Сколько потеряли сами фашисты - точно сказать невозможно. На этот раз им удалось убрать убитых до последнего трупа. Разное говорят, разное пишут, точно известно лишь одно: фашисты перестали посылать своих солдат на партизанские стоянки, но все плотнее и плотнее блокировали выходы из леса.
17
У нас - в Четвертом районе - произошел своеобразный перелом в настроении партизанской массы. Через леса прошли целые вражеские дивизии, но им не удалось ни физически, ни морально сломить наше упорство.
Не успел последний солдат карательной экспедиции покинуть лес, как на дорогах, ведущих к фронту, снова заработали наши автоматы, взлетали в воздух машины.
Фашисты вынуждены были прекратить ночное движение.
У вас отпуск, вы следуете на Южный берег - к морю, к воздуху. Проявите небольшую наблюдательность, посмотрите из окна троллейбуса или машины на леса, что сопровождают вас до самого Алуштинского перевала, да и дальше до Кутузовского фонтана. Любопытная деталь: стометровая полоса над дорогой - лесной молодняк. Тут деревьям от силы четверть века, а старый лес начинается дальше, за стометровой полосой. Так с обеих сторон дороги.
Так вот, зимой 1942 года немецкие саперные батальоны с корнем вырывали деревья и полностью оголяли подступы к дороге. На всех крутых поворотах зияли щели долговременных оборонительных позиций, день и ночь моторизованный патруль совершал челночное движение.
Вся дорога была в плакатах: "Внимание, партизаны!", "Обстреляй поворот!", "Одиночным машинам проезд запрещен. Партизаны!"
В те дни три фронта действовали на полуострове: под Севастополем, на Керченском полуострове, в центре гор - партизанский. Последний - самый неожиданный, ставящий немцев в тупик.
В Крыму рождались легенды. Надо иметь в виду: трудно отличить правду от легенды, ибо сама правда была легендарна.
С севастопольской стороны пришла, например, такая весть: в отрядах Красникова появилась какая-то грозная и неуловимая четверка партизан.

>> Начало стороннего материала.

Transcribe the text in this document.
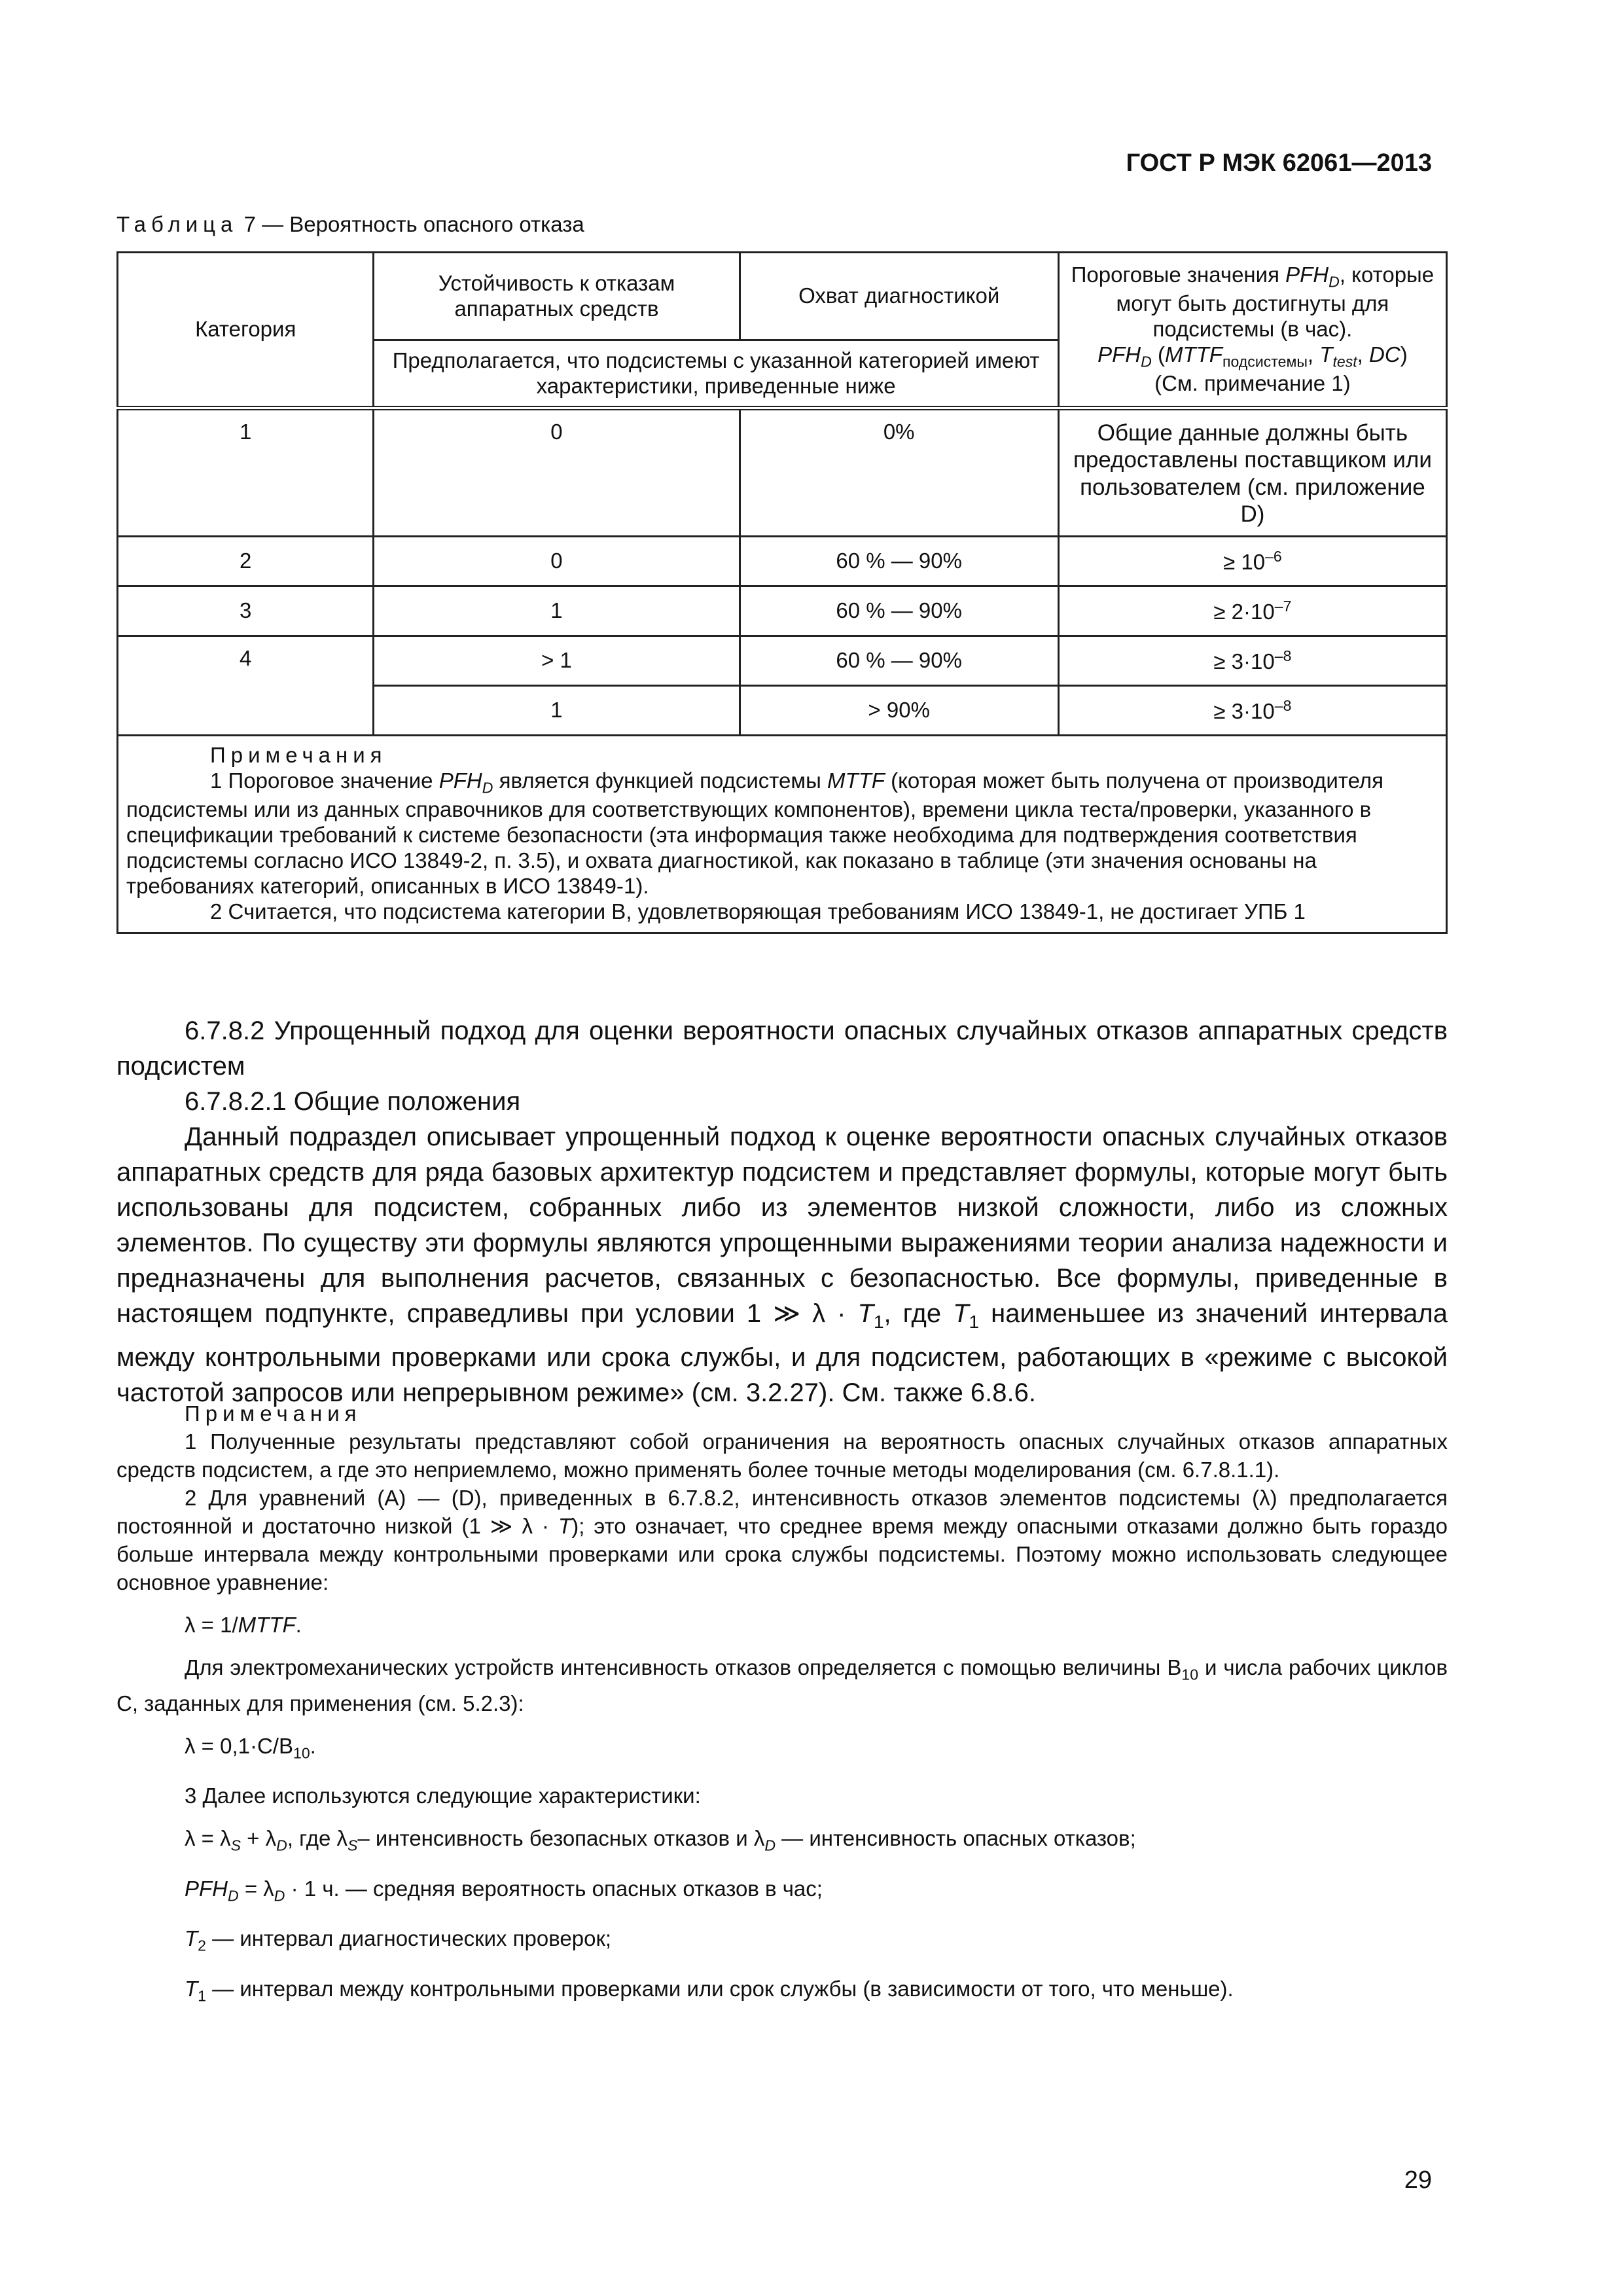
ГОСТ Р МЭК 62061—2013
Таблица 7 — Вероятность опасного отказа
Категория	Устойчивость к отказам аппаратных средств	Охват диагностикой	Пороговые значения $PFH_D$, которые могут быть достигнуты для подсистемы (в час).
$PFH_D$ ($MTTF_{подсистемы}$, $T_{test}$, DC)
(См. примечание 1)
	Предполагается, что подсистемы с указанной категорией имеют характеристики, приведенные ниже		
1	0	0%	Общие данные должны быть предоставлены поставщиком или пользователем (см. приложение D)
2	0	60 % — 90%	≥ $10^{-6}$
3	1	60 % — 90%	≥ $2\cdot 10^{-7}$
4	> 1	60 % — 90%	≥ $3\cdot 10^{-8}$
	1	> 90%	≥ $3\cdot 10^{-8}$

Примечания
1 Пороговое значение $PFH_D$ является функцией подсистемы MTTF (которая может быть получена от производителя подсистемы или из данных справочников для соответствующих компонентов), времени цикла теста/проверки, указанного в спецификации требований к системе безопасности (эта информация также необходима для подтверждения соответствия подсистемы согласно ИСО 13849-2, п. 3.5), и охвата диагностикой, как показано в таблице (эти значения основаны на требованиях категорий, описанных в ИСО 13849-1).
2 Считается, что подсистема категории В, удовлетворяющая требованиям ИСО 13849-1, не достигает УПБ 1			
6.7.8.2 Упрощенный подход для оценки вероятности опасных случайных отказов аппаратных средств подсистем
6.7.8.2.1 Общие положения
Данный подраздел описывает упрощенный подход к оценке вероятности опасных случайных отказов аппаратных средств для ряда базовых архитектур подсистем и представляет формулы, которые могут быть использованы для подсистем, собранных либо из элементов низкой сложности, либо из сложных элементов. По существу эти формулы являются упрощенными выражениями теории анализа надежности и предназначены для выполнения расчетов, связанных с безопасностью. Все формулы, приведенные в настоящем подпункте, справедливы при условии 1 ≫ $\lambda \cdot T_1$, где $T_1$ наименьшее из значений интервала между контрольными проверками или срока службы, и для подсистем, работающих в «режиме с высокой частотой запросов или непрерывном режиме» (см. 3.2.27). См. также 6.8.6.
Примечания
1 Полученные результаты представляют собой ограничения на вероятность опасных случайных отказов аппаратных средств подсистем, а где это неприемлемо, можно применять более точные методы моделирования (см. 6.7.8.1.1).
2 Для уравнений (A) — (D), приведенных в 6.7.8.2, интенсивность отказов элементов подсистемы (λ) предполагается постоянной и достаточно низкой (1 ≫ λ · T); это означает, что среднее время между опасными отказами должно быть гораздо больше интервала между контрольными проверками или срока службы подсистемы. Поэтому можно использовать следующее основное уравнение:
λ = 1/MTTF.
Для электромеханических устройств интенсивность отказов определяется с помощью величины $B_{10}$ и числа рабочих циклов C, заданных для применения (см. 5.2.3):
$\lambda = 0,1\cdot C/B_{10}$.
3 Далее используются следующие характеристики:
$\lambda = \lambda_S + \lambda_D$, где $\lambda_S-$ интенсивность безопасных отказов и $\lambda_D$ — интенсивность опасных отказов;
$PFH_D = \lambda_D \cdot 1$ ч. — средняя вероятность опасных отказов в час;
$T_2$ — интервал диагностических проверок;
$T_1$ — интервал между контрольными проверками или срок службы (в зависимости от того, что меньше).
29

Один лишь слух о них так пугал фашистов, что стоило им только услышать об этой четверке, как они начинали сверх меры нервничать.
И последняя новость - четверка расстреляла роту карателей. И случилось это в двух километрах от линии фронта.
Говорили и так: севастопольские матросы знают тайный ход. Он идет под окопами - нашими и немецкими - и выводит в тыл к фашистам отчаянных матросов-головорезов. Они вырастают из-под земли, переполошат все вокруг, утащат самых важных офицеров и с ними бесследно исчезнут.
Особенно упорно держался слух о дерзком расстреле немцев. "Это им за партизан попало!" - говорили связные, что проходили через наш штаб.
Всякая легенда имеет какую-то правдивую основу, потом она обрастает домыслами, окрыляется и летит от человека к человеку.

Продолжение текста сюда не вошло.